SECRETÁRIA DA JUSTIÇA FAZ PALESTRA NO DIA INTERNACIONAL DA MULHER


07/03/2012

Para comemorar o Dia Internacional da Mulher, a Comissão da Mulher Advogada e o Departamento de Cultura da OAB SP promovem palestra da secretária da Justiça e de Defesa da Cidadania do Estado de São Paulo, Eloisa de Sousa Arruda, para ser a expositora na palestra “Tráfico de Mulheres”, evento que será aberto pelo presidente da Ordem, Luiz Flávio Borges D´Urso, pelo vice-presidente, Marcos da Costa. e terá na presidência da mesa dos trabalhos, Fabíola Marques.

De acordo com um relatório da ONG Rede Espanhola contra o Tráfico de Pessoas, de 2011, com dados de 26 organizações internacionais, o tráfico de mulheres, muitas delas menores de idade, aumentou em 50% nos últimos cinco anos e movimenta cerca de US$ 7 bilhões por ano (R$ 12 bilhões).

Segundo o estudo, mais de 1 milhões de pessoas chegam à Europa e são forçadas a se prostituir. Ainda segundo a ONG espanhola, 90% dessas pessoas passam por bordéis na Espanha, Grécia, Alemanha, Itália, Portugal, Bélgica, Holanda e Suíça.

Outro estudo aponta que o tráfico internacional de pessoas movimente, anualmente, cerca de US$ 50 bilhões em todo o mundo, não só com a exploração sexual, mas também com o comércio de órgãos humanos.

De acordo com o Protocolo de Palermo, texto aprovado pela ONU, em 2000, a configuração do tráfico se expressa sob dois aspectos: o material, através das condições objetivas (recrutamento, transporte, alojamento de pessoas), e o subjetivo (sedução, coação, submissão, escravidão, por exemplo) ambos podendo ser traduzido, como tráfico.

Do ponto de vista jurídico, uma pessoa traficada para fins de exploração sexual é vítima, ou seja, “é sujeito passivo do ilícito penal e/ou pessoa contra quem se comete crime ou contravenção.” 

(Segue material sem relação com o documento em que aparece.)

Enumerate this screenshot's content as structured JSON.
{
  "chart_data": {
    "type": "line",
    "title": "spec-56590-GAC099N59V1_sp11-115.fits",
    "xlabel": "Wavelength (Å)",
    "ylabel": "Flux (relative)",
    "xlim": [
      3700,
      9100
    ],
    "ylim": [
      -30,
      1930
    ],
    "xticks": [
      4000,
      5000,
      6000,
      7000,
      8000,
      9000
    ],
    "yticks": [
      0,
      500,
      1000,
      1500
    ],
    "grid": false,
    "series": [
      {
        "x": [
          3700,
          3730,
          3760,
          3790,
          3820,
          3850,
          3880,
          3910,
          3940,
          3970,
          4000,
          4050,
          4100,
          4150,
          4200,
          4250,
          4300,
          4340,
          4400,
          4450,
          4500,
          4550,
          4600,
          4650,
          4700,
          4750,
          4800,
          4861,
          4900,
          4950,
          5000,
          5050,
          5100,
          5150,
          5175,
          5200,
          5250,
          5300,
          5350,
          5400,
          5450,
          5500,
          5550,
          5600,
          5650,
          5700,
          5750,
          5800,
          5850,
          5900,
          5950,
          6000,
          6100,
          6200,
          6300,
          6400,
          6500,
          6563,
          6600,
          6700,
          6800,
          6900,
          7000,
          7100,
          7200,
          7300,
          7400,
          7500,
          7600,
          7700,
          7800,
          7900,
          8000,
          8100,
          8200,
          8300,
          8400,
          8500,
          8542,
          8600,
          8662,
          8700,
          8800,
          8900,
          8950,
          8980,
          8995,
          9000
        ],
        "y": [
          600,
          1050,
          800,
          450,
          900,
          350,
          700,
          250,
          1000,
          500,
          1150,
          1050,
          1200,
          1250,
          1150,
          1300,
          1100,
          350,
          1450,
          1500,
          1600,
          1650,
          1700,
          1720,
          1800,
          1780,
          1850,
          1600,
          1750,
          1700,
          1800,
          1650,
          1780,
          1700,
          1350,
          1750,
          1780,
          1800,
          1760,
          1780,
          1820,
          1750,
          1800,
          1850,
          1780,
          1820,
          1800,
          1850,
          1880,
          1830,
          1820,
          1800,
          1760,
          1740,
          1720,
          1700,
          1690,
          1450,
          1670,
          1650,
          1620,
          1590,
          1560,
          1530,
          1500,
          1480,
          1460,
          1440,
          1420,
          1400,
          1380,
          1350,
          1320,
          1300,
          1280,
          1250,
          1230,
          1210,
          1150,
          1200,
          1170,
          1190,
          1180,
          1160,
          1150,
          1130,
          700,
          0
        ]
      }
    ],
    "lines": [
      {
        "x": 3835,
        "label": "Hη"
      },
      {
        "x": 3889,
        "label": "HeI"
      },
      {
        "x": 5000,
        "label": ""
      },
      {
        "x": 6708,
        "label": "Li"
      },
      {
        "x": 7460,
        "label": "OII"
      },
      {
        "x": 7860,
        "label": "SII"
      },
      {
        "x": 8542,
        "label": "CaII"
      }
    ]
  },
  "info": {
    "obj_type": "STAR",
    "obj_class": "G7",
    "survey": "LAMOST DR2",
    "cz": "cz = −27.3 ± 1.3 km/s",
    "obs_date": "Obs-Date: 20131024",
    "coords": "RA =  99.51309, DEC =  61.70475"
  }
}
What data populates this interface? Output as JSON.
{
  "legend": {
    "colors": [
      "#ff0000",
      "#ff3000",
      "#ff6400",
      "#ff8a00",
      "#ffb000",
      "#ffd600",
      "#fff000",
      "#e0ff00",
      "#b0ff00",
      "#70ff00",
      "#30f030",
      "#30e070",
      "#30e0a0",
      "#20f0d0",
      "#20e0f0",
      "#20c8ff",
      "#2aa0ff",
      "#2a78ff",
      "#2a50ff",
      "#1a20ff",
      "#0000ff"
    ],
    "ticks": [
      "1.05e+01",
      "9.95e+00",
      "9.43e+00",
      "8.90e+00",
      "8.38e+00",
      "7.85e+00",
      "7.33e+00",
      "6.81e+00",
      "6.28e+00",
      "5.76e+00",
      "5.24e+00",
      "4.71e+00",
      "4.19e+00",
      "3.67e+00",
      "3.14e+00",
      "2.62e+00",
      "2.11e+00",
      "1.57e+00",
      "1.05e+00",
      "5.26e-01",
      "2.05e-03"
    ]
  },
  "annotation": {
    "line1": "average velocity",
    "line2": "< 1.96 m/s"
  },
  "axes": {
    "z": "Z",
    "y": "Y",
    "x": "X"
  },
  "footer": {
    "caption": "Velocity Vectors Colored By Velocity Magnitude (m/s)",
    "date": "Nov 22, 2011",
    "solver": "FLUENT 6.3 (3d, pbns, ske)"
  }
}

No Brasil, pesquisa realizada pelas pesquisadoras Maria Lúcia Leal e Maria de Fátima Leal, coordenada pelo CECRIA – Centro de Referência, Estudos e Ações sobre Crianças e Adolescentes revelou que o maior índice de vítimas é do sexo feminino, afrodescendentes, com idade entre os 15 e os 30 anos, solteira, com baixo nível de escolaridade, desempregada, exercendo atividades informais ou empregada no setor terciário, residente em locais periféricos das cidades,morando com a família, com filhos. Geralmente essas mulheres sofrem violência na própria família, como abuso sexual, abandono e maus tratos.

A palestra será no dia 8 de março, às 19 horas, no Salão Nobre da Ordem (Praça da Sé, 385, 1º andar). Inscrições na sede da entidade ou pelo site www.oabsp.org.br, mediante a doação de uma lata de leite em pó integral (400g).